Saya juga sudah memberitahu Papa dan Mama serta adik-adik saya. Adik saya, Heylen, bahkan sudah siap-siap dengan rekomendasi catering, baju pengantin dan sebagainya.
Kami semua setuju dan kini mulai melakukan persiapan. Sederhana saja. Undangan sekitar 100 orang per pesta. Kami ingin pernikahan ini berkesan buat kita semua. Kami juga mau berhemat mengingat saya masih mengerjakan buku soal mitos kebangsaan Indonesia. Arie juga baru pindah kerja ke harian Jurnal Nasional.
Saya bayangkan nanti akan ada feature tentang keluarga Arie tapi juga keluarga saya di Jember dan Jogjakarta.
Saya hendak membuatnya mirip majalah Pantau, lebih tipis tentu, lengkap dengan foto dan gambar bermutu. Ia bakal punya rubrik "Obrolan dari Kebayoran Lama." Beberapa rekan menawarkan bantuan, dari membuat reportase hingga mengajak Arie dan saya ke studio fotonya.
Saya merasa sangat bersyukur. Moh. Iqbal (redaktur foto) bilang anggap saja foto-foto nanti ini "sumbangan" darinya. Linda Christanty akan menulis dari Aceh. Juga Agus Sopian, Anugerah Perkasa, Imam Shofwan (resensi buku-buku pernikahan) maupun Tita Rubianti (disain) bilang akan bantu mengisi majalah edisi khusus ini. Hitung-hitung reuni bikin majalah.
Teman-teman Arie dari Pontianak juga kami mintai bantuan menulis. Nur Iskandar akan menulis soal harian Equator dan Leavy soal "gang perempuan" dimana mereka dulu sering main bersama. Arie dulu bekerja di Equator untuk liputan kriminal dan perempuan.
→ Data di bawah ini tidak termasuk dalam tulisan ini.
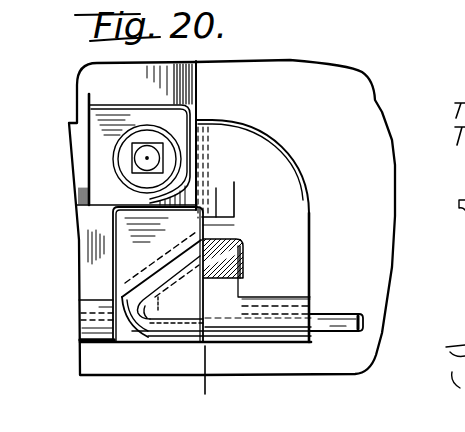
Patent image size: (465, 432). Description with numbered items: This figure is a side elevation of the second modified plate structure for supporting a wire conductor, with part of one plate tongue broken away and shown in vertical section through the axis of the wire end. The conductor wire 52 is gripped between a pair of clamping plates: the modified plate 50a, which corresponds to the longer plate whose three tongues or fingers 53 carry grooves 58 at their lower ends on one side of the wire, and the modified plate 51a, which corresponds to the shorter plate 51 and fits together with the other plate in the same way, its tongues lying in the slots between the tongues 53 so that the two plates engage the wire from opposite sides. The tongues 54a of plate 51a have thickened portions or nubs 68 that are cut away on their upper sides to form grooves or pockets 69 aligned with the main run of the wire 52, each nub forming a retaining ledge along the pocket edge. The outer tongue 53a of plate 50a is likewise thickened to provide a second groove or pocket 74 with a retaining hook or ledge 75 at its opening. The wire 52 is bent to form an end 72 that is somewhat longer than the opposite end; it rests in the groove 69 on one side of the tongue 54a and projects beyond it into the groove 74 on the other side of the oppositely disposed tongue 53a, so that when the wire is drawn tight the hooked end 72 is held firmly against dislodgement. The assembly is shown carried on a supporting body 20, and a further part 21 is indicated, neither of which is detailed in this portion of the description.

The housing body 20 is at (120, 72).
The modified clamping plate 51a is at (70, 151).
The clamping plate 51 is at (137, 161).
The modified clamping plate 50a is at (309, 212).
The tongue 54a is at (113, 222).
The tongue 53 is at (84, 275).
The spindle pin 21 is at (252, 180).
The retaining hook 75 is at (241, 242).
The second groove 74 is at (240, 261).
The nub 68 is at (187, 301).
The groove 69 is at (160, 318).
The wire end 72 is at (141, 338).
The groove 58 is at (139, 337).
The tongue 53a is at (287, 272).
The conductor wire 52 is at (357, 314).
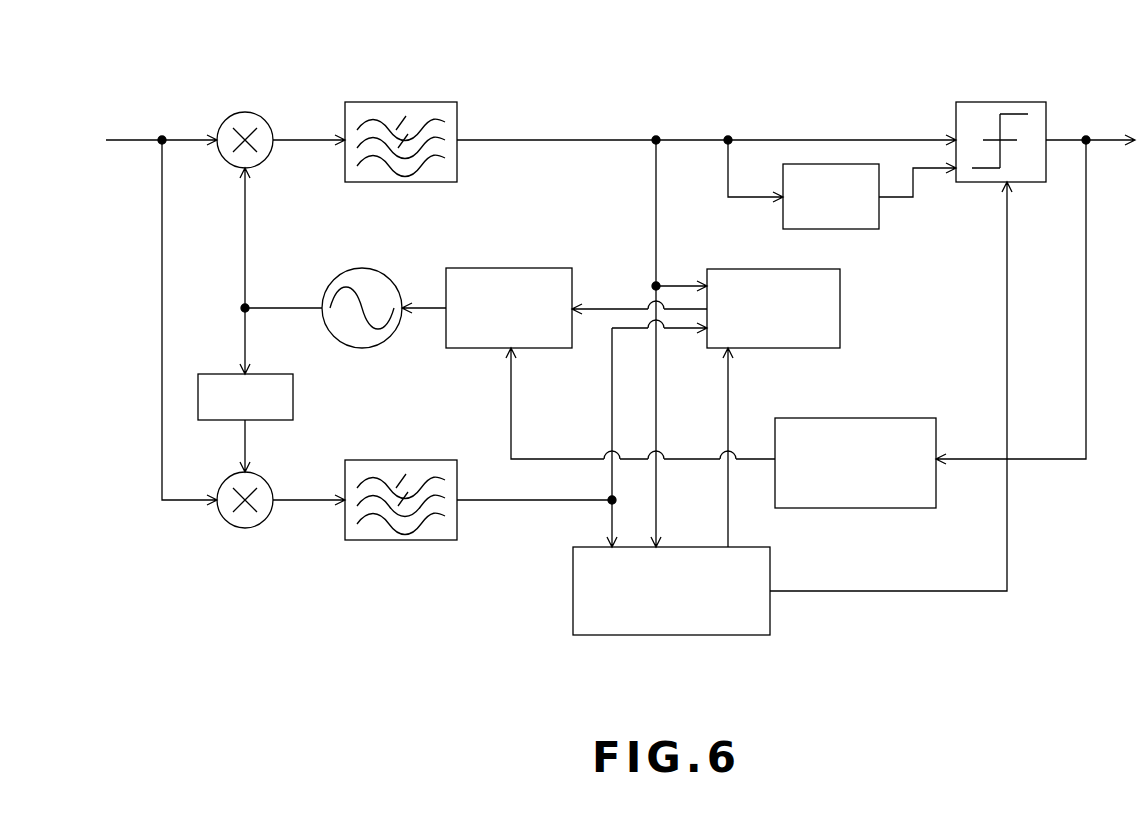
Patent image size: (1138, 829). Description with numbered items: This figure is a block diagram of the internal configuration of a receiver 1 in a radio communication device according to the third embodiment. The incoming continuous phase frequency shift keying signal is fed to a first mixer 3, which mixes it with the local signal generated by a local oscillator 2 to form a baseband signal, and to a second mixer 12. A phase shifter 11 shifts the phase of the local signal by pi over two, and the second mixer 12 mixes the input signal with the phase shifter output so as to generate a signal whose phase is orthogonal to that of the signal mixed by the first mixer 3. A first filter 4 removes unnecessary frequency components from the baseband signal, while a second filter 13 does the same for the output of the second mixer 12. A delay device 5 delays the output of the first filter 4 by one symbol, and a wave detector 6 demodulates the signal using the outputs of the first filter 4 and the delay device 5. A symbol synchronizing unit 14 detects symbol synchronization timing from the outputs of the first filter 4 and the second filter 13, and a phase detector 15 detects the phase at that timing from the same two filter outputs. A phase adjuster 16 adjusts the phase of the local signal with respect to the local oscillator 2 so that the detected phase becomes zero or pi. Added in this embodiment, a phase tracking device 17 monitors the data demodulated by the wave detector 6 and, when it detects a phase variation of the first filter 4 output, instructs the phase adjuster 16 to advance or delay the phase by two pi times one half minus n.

The receiver 1 is at (525, 715).
The local oscillator 2 is at (362, 268).
The first mixer 3 is at (243, 114).
The first filter 4 is at (395, 102).
The delay device 5 is at (843, 229).
The wave detector 6 is at (990, 102).
The phase shifter 11 is at (297, 392).
The second mixer 12 is at (255, 523).
The second filter 13 is at (380, 540).
The symbol synchronizing unit 14 is at (573, 595).
The phase detector 15 is at (843, 308).
The phase adjuster 16 is at (497, 268).
The phase tracking device 17 is at (850, 508).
Saya belum bisa cerita banyak soal rencana edisi ini. Nanti saja bila Sudah bicara panjang lebar, saya akan cerita detailnya. Yang jelas, anggota mailing list ini kami undang semua.
Saya kira ini dulu. Saya merasa berbahagia sekali kenal dengan Arie dan diterima sebagai pasangannya. I adore her so much.